While the critical information for a GLP-Tox study is the pharmacokinetic and perhaps the anti-drug antibody data, there will be additional biomarkers which are indicative of efficacy; flow cytometry is one such biomarker that is often overlooked. Peripheral blood cells can be equally representative of drug mechanism of action which are easily obtained and phenotyped for this purpose. Regulation of specific surface or intracellular proteins, phosphorylation of specific proteins, modulation of protein expression as well as cell cycle, mitochondrial function and other cellular physiologic markers can be utilized for this pharmacodynamic measurement. Placing the flow cytometry studies with the same CRO as the PK and ADA work will allow the principle investigators to discuss mechanism of action, kinetics of the drug and facilitate complementary data integration.
Placing your study with a CRO like KCAS can minimize sample volumes required to run all assays, consolidate shipping, limit project management burden for study directors as they interact with fewer labs, and facilitate collaboration between groups running different assays.
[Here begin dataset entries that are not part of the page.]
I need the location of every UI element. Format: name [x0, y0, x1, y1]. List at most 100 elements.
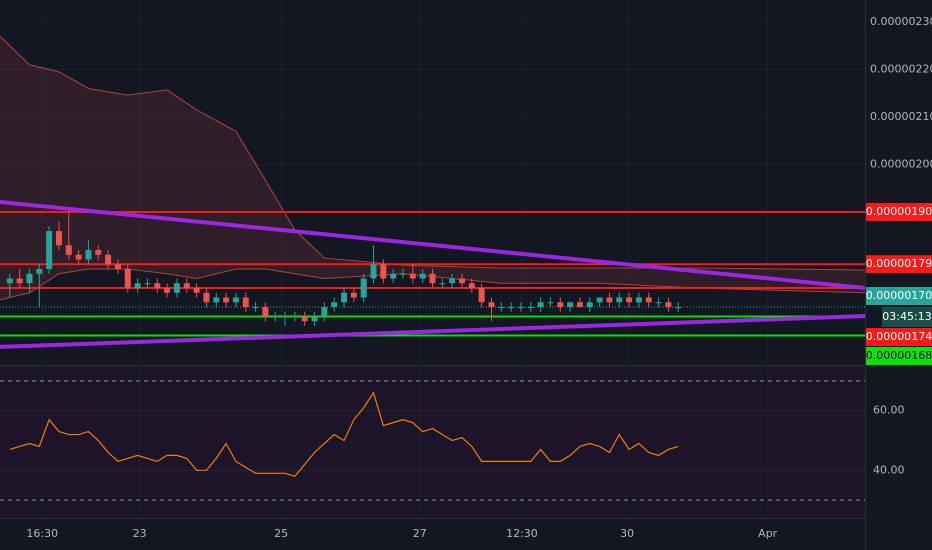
candle-body: [213, 297, 220, 303]
price-line-label: 0.00000174: [866, 330, 932, 343]
rsi-pane: [0, 366, 865, 518]
rsi-tick-label: 40.00: [873, 463, 905, 476]
candle-body: [282, 316, 289, 318]
x-tick-label: 25: [274, 527, 288, 540]
candle-body: [193, 288, 200, 293]
candle-body: [301, 316, 308, 322]
price-line-label: 0.00000168: [866, 349, 932, 362]
trend-line: [0, 200, 866, 290]
candle-body: [321, 307, 328, 317]
candle-body: [124, 268, 131, 289]
candle-body: [517, 307, 524, 309]
candle-body: [606, 297, 613, 303]
x-tick-label: Apr: [758, 527, 778, 540]
candle-body: [380, 264, 387, 279]
cloud-fill: [0, 36, 865, 300]
candle-body: [675, 307, 682, 309]
candle-body: [350, 292, 357, 298]
candle-body: [105, 254, 112, 265]
candle-body: [547, 302, 554, 304]
cloud-upper-line: [0, 35, 866, 271]
candle-body: [655, 302, 662, 304]
price-line-badge: [866, 347, 932, 366]
price-line-label: 0.00000190: [866, 205, 932, 218]
candle-body: [586, 302, 593, 308]
x-tick-label: 12:30: [506, 527, 538, 540]
countdown-badge: [882, 307, 932, 328]
candle-body: [311, 316, 318, 322]
price-line-label: 0.00000179: [866, 257, 932, 270]
candle-body: [390, 273, 397, 279]
countdown-label: 03:45:13: [882, 310, 931, 323]
candle-body: [262, 307, 269, 317]
last-price-label: 0.00000170: [866, 289, 932, 302]
last-price-badge: [866, 287, 932, 306]
candle-body: [645, 297, 652, 303]
candle-body: [557, 302, 564, 308]
rsi-tick-label: 60.00: [873, 404, 905, 417]
candle-body: [183, 283, 190, 289]
candle-body: [16, 278, 23, 284]
candle-body: [439, 283, 446, 285]
candle-body: [75, 254, 82, 260]
candle-body: [223, 297, 230, 303]
y-tick-label: 0.00000230: [870, 15, 932, 28]
candle-body: [134, 283, 141, 289]
y-tick-label: 0.00000200: [870, 157, 932, 170]
candle-body: [203, 292, 210, 303]
candle-body: [488, 302, 495, 308]
candle-body: [537, 302, 544, 308]
candle-body: [65, 245, 72, 255]
candle-body: [173, 283, 180, 293]
candle-body: [458, 278, 465, 284]
trend-line: [0, 314, 866, 349]
candle-body: [114, 264, 121, 269]
candle-body: [46, 230, 53, 269]
y-tick-label: 0.00000220: [870, 62, 932, 75]
x-tick-label: 30: [620, 527, 634, 540]
candle-body: [55, 230, 62, 246]
candle-body: [498, 307, 505, 309]
x-tick-label: 27: [413, 527, 427, 540]
candle-body: [527, 307, 534, 309]
candle-body: [370, 264, 377, 279]
candle-body: [154, 283, 161, 289]
candle-body: [85, 249, 92, 260]
candle-body: [400, 273, 407, 275]
candle-body: [232, 297, 239, 303]
candle-body: [36, 268, 43, 274]
x-tick-label: 23: [133, 527, 147, 540]
candle-body: [272, 316, 279, 318]
candle-body: [508, 307, 515, 309]
candle-body: [242, 297, 249, 308]
candle-body: [596, 297, 603, 303]
y-tick-label: 0.00000210: [870, 110, 932, 123]
cloud-lower-line: [0, 268, 866, 301]
candle-body: [95, 249, 102, 255]
candle-body: [26, 273, 33, 284]
candle-body: [341, 292, 348, 303]
candle-body: [468, 283, 475, 289]
candle-body: [449, 278, 456, 284]
candle-body: [164, 288, 171, 293]
candle-body: [576, 302, 583, 308]
candle-body: [419, 273, 426, 279]
x-tick-label: 16:30: [26, 527, 58, 540]
candle-body: [144, 283, 151, 285]
price-line-badge: [866, 328, 932, 347]
price-line-badge: [866, 202, 932, 221]
candle-body: [291, 316, 298, 318]
candle-body: [360, 278, 367, 298]
candle-body: [665, 302, 672, 308]
candle-body: [635, 297, 642, 303]
candle-body: [616, 297, 623, 303]
price-line-badge: [866, 255, 932, 274]
rsi-line: [9, 391, 679, 477]
candle-body: [252, 307, 259, 309]
candle-body: [429, 273, 436, 284]
candle-body: [626, 297, 633, 303]
candle-body: [478, 288, 485, 303]
candle-body: [409, 273, 416, 279]
candle-body: [6, 278, 13, 284]
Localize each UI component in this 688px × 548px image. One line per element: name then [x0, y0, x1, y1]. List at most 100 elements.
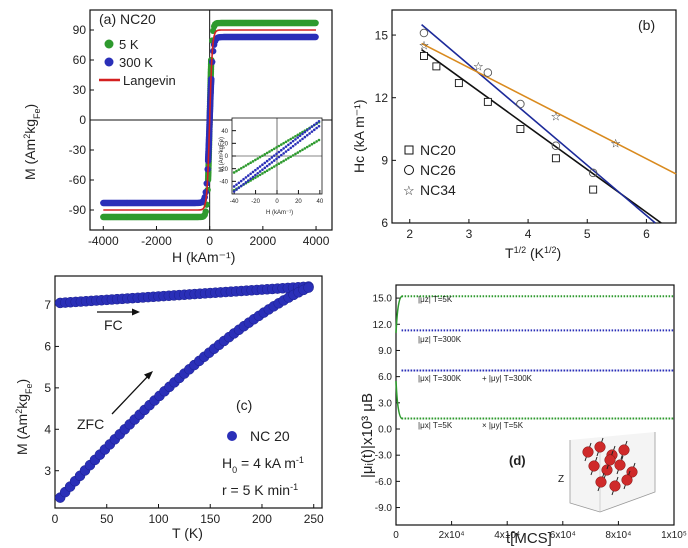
panel-d-inset-3d: Z — [558, 432, 656, 513]
inset-point-1 — [296, 136, 300, 139]
inset-point-1 — [268, 162, 271, 166]
inset-point-1 — [249, 177, 252, 181]
inset-point-0 — [277, 144, 281, 148]
panel-b-point-NC20 — [432, 62, 441, 71]
inset-point-1 — [246, 174, 250, 177]
fc-arrowhead — [132, 308, 140, 316]
inset-point-0 — [254, 158, 257, 162]
panel-d-xtick-label: 6x10⁴ — [550, 530, 576, 541]
inset-point-0 — [244, 164, 248, 167]
panel-d-ytick-label: 3.0 — [378, 398, 392, 409]
inset-point-0 — [301, 130, 304, 134]
panel-b-ylabel: Hc (kA m⁻¹) — [351, 100, 367, 174]
panel-b-point-NC26 — [551, 141, 561, 150]
panel-c-ytick-label: 3 — [44, 464, 51, 478]
inset-point-0 — [268, 150, 271, 153]
panel-b-point-NC20 — [589, 185, 598, 194]
inset-point-0 — [287, 139, 290, 142]
inset-point-1 — [272, 159, 276, 162]
panel-a-label: (a) NC20 — [99, 11, 156, 27]
panel-d-ytick-label: 15.0 — [373, 294, 393, 305]
inset-point-0 — [256, 174, 260, 178]
panel-a-xlabel: H (kAm⁻¹) — [172, 249, 235, 265]
panel-b-point-NC20 — [483, 97, 492, 106]
inset-xtick-label: 0 — [275, 199, 279, 205]
inset-ytick-label: -20 — [219, 167, 228, 173]
inset-sphere-0 — [582, 446, 594, 458]
inset-point-1 — [256, 171, 260, 175]
inset-point-1 — [315, 121, 318, 125]
legend-marker-nc20 — [404, 145, 414, 155]
inset-point-1 — [315, 126, 318, 130]
panel-d-ylabel: |μᵢ(t)|x10³ μB — [359, 393, 376, 478]
panel-d-frame — [395, 284, 675, 526]
inset-point-0 — [298, 149, 302, 153]
inset-point-1 — [232, 190, 236, 193]
inset-point-1 — [298, 134, 302, 138]
panel-c-ytick-label: 7 — [44, 298, 51, 312]
inset-point-1 — [235, 183, 238, 186]
panel-d-transient-z5k — [395, 295, 403, 334]
panel-c-label: (c) — [236, 397, 252, 413]
panel-b-ytick-label: 12 — [375, 91, 389, 105]
inset-point-0 — [272, 165, 276, 168]
inset-point-1 — [265, 164, 269, 168]
panel-c-xtick-label: 150 — [200, 512, 220, 526]
inset-point-1 — [246, 179, 250, 182]
inset-point-1 — [303, 130, 307, 134]
inset-point-1 — [258, 165, 262, 168]
inset-sphere-1 — [594, 441, 606, 453]
legend-marker-nc34: ☆ — [403, 183, 415, 198]
panel-b-xlabel: T1/2 (K1/2) — [505, 245, 561, 261]
inset-point-0 — [298, 132, 302, 135]
label-y5k: × |μy| T=5K — [482, 421, 524, 430]
inset-point-1 — [287, 143, 290, 147]
panel-a-langevin-line — [103, 29, 316, 211]
inset-point-1 — [310, 125, 314, 128]
inset-point-1 — [291, 144, 295, 148]
inset-point-1 — [237, 181, 241, 185]
panel-d-ytick-label: -9.0 — [375, 503, 393, 514]
inset-sphere-10 — [621, 474, 633, 486]
panel-c-xtick-label: 0 — [52, 512, 59, 526]
inset-point-0 — [272, 147, 276, 151]
panel-d-xtick-label: 4x10⁴ — [494, 530, 520, 541]
inset-point-0 — [275, 163, 278, 167]
panel-d-ytick-label: 12.0 — [373, 320, 393, 331]
legend-marker-5k — [104, 39, 114, 49]
panel-d-xtick-label: 1x10⁵ — [661, 530, 687, 541]
inset-ytick-label: 20 — [221, 141, 228, 147]
inset-xtick-label: 40 — [317, 199, 324, 205]
panel-d-ytick-label: -3.0 — [375, 451, 393, 462]
inset-point-1 — [268, 157, 271, 161]
inset-point-0 — [239, 166, 243, 170]
panel-d-xtick-label: 2x10⁴ — [439, 530, 465, 541]
zfc-label: ZFC — [77, 416, 104, 432]
inset-point-0 — [235, 169, 238, 173]
inset-point-0 — [291, 136, 295, 139]
inset-point-0 — [258, 173, 262, 177]
panel-b-xtick-label: 6 — [643, 227, 650, 241]
inset-point-0 — [268, 168, 271, 171]
panel-b-ytick-label: 6 — [381, 216, 388, 230]
panel-c-xtick-label: 250 — [304, 512, 324, 526]
label-x300k: |μx| T=300K — [418, 374, 462, 383]
inset-point-1 — [263, 166, 267, 170]
panel-a-legend: 5 K 300 K Langevin — [99, 37, 176, 88]
inset-sphere-11 — [604, 454, 616, 466]
panel-b-fit-NC34 — [421, 42, 677, 175]
inset-point-0 — [270, 148, 274, 152]
inset-point-1 — [279, 148, 283, 152]
inset-point-1 — [289, 141, 293, 145]
inset-3d-axis-label: Z — [558, 474, 564, 485]
inset-point-1 — [289, 146, 293, 150]
panel-b-xtick-label: 5 — [584, 227, 591, 241]
inset-xlabel: H (kAm⁻¹) — [266, 210, 293, 216]
panel-c-ylabel: M (Am2kgFe) — [14, 379, 34, 455]
inset-point-1 — [277, 155, 281, 159]
legend-label-langevin: Langevin — [123, 73, 176, 88]
inset-point-0 — [258, 155, 262, 159]
panel-d-ytick-label: -6.0 — [375, 477, 393, 488]
legend-label-300k: 300 K — [119, 55, 153, 70]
Your data can be harmonized from discovery to clinical trials providing consistency throughout your program. For the last several years we have been tactically focused on growing our services lines and expanding our current services. We have numerous business metrics to understand our capacity in order to ensure you can SAFELY and CONFIDENTLY place all your bioanalytical “eggs” in one basket …and get the results you need.